Was vertikale Pluralität ist, erlebt man bei einem Fußballspiel, denn hier kommen alle zusammen: der katholische Pfarrer, der alleinstehende arbeitslose Alkoholiker, die Betriebsratsvorsitzende, der gebrochen deutsch sprechende syrische Security-Mann, der ausländerfeindliche Spirituosenhändler, die Grünen-wählende Transe, Junge und Alte, Schulabbrecher und Promovierte: Sie finden zusammen bei magischen Gemeinschaftserlebnissen, teilen zeitgleich Emotionen von euphorischer Freude bei einem Angriff durch die eigene Mannschaft und beklemmende Panik kurz vor einem drohendem Gegentor.
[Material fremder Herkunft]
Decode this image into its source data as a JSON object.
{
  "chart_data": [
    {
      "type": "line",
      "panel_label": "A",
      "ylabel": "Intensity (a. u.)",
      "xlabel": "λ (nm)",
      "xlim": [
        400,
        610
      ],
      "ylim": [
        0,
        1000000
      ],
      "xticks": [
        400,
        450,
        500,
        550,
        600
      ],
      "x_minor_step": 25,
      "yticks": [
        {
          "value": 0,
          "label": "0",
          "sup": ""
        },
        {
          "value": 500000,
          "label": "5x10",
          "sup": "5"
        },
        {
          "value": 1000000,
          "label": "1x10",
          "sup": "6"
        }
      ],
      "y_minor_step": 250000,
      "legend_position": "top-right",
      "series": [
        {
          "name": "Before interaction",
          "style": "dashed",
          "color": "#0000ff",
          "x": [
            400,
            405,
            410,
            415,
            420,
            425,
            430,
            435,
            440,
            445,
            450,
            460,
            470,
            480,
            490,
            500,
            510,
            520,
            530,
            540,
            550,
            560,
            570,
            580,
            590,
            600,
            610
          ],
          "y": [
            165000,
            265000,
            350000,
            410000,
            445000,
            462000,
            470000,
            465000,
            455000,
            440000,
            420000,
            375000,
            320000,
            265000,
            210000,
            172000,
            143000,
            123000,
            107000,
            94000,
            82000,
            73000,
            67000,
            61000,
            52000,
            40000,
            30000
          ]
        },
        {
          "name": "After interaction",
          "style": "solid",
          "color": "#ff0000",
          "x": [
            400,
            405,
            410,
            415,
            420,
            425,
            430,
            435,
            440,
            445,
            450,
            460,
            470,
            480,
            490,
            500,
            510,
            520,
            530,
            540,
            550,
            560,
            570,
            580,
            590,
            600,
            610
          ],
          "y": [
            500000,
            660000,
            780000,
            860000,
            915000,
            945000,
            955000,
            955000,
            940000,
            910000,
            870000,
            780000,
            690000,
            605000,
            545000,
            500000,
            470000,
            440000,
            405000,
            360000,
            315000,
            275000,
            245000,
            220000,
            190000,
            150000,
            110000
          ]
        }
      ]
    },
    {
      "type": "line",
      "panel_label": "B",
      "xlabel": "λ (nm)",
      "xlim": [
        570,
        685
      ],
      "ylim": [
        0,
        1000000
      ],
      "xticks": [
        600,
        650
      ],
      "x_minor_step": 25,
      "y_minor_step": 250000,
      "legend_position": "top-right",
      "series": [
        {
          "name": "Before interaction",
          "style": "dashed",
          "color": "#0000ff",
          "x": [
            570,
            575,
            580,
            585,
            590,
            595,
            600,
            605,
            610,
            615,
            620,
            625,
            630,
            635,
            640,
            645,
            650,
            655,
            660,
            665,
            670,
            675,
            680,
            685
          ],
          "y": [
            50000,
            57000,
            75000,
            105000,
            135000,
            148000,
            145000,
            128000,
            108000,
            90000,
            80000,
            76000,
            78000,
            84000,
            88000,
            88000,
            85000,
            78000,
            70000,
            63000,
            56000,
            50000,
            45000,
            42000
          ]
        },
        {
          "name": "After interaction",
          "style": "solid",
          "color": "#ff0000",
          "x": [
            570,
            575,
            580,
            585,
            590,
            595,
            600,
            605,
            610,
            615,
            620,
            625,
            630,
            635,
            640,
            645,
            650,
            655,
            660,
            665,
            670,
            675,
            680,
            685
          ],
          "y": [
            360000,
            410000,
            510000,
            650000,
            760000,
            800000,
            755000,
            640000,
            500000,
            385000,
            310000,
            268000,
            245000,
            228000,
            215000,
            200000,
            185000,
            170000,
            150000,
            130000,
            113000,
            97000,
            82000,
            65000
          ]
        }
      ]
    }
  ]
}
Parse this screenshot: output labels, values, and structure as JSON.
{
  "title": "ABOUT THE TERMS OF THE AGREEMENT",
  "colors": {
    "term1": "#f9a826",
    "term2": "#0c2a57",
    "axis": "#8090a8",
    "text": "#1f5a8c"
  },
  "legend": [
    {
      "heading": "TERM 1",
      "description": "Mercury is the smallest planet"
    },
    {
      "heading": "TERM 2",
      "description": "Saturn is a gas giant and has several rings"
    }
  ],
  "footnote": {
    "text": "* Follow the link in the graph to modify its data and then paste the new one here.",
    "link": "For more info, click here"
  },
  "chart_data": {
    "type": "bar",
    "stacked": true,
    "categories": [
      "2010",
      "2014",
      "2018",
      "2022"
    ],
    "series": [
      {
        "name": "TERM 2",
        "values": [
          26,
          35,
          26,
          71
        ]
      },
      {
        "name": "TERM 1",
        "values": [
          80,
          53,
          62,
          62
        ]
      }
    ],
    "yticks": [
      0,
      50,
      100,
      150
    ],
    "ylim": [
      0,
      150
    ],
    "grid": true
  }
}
Sie feiern gemeinsam den Sieg und sind fassungslos über die kassierte Niederlage. Sie erleben gerichtete Aggression. Und sie erleben, wie sie wieder vergehen kann, dass das alles ur-menschlich ist und überhaupt kein Problem zu sein braucht. Sie akzeptieren geschriebene und ungeschriebene Regeln. Sie zahlen Geld als Kunden und verdienen Geld als Arbeitnehmer oder Selbständige, manche beziehen Transferleistungen. Sie verstehen sich als Menschen aus Fleisch und Blut, als Teil einer Gemeinschaft genauso wie als Individuum, als schräge Type mit Stärken und Schwächen. Verlassen sie das Stadion und gehen sie ihrer Wege, verbindet sie noch der weithin sichtbare Union-Schal. Wir in Deutschland vergessen allzu gerne, wie elementar gerade die älteren Entwicklungsebenen des Menschseins sind. Politik, Verwaltung und zivilgesellschaftliche Initiativen tun gut daran, sich bei ihrer Arbeit darauf zu besinnen.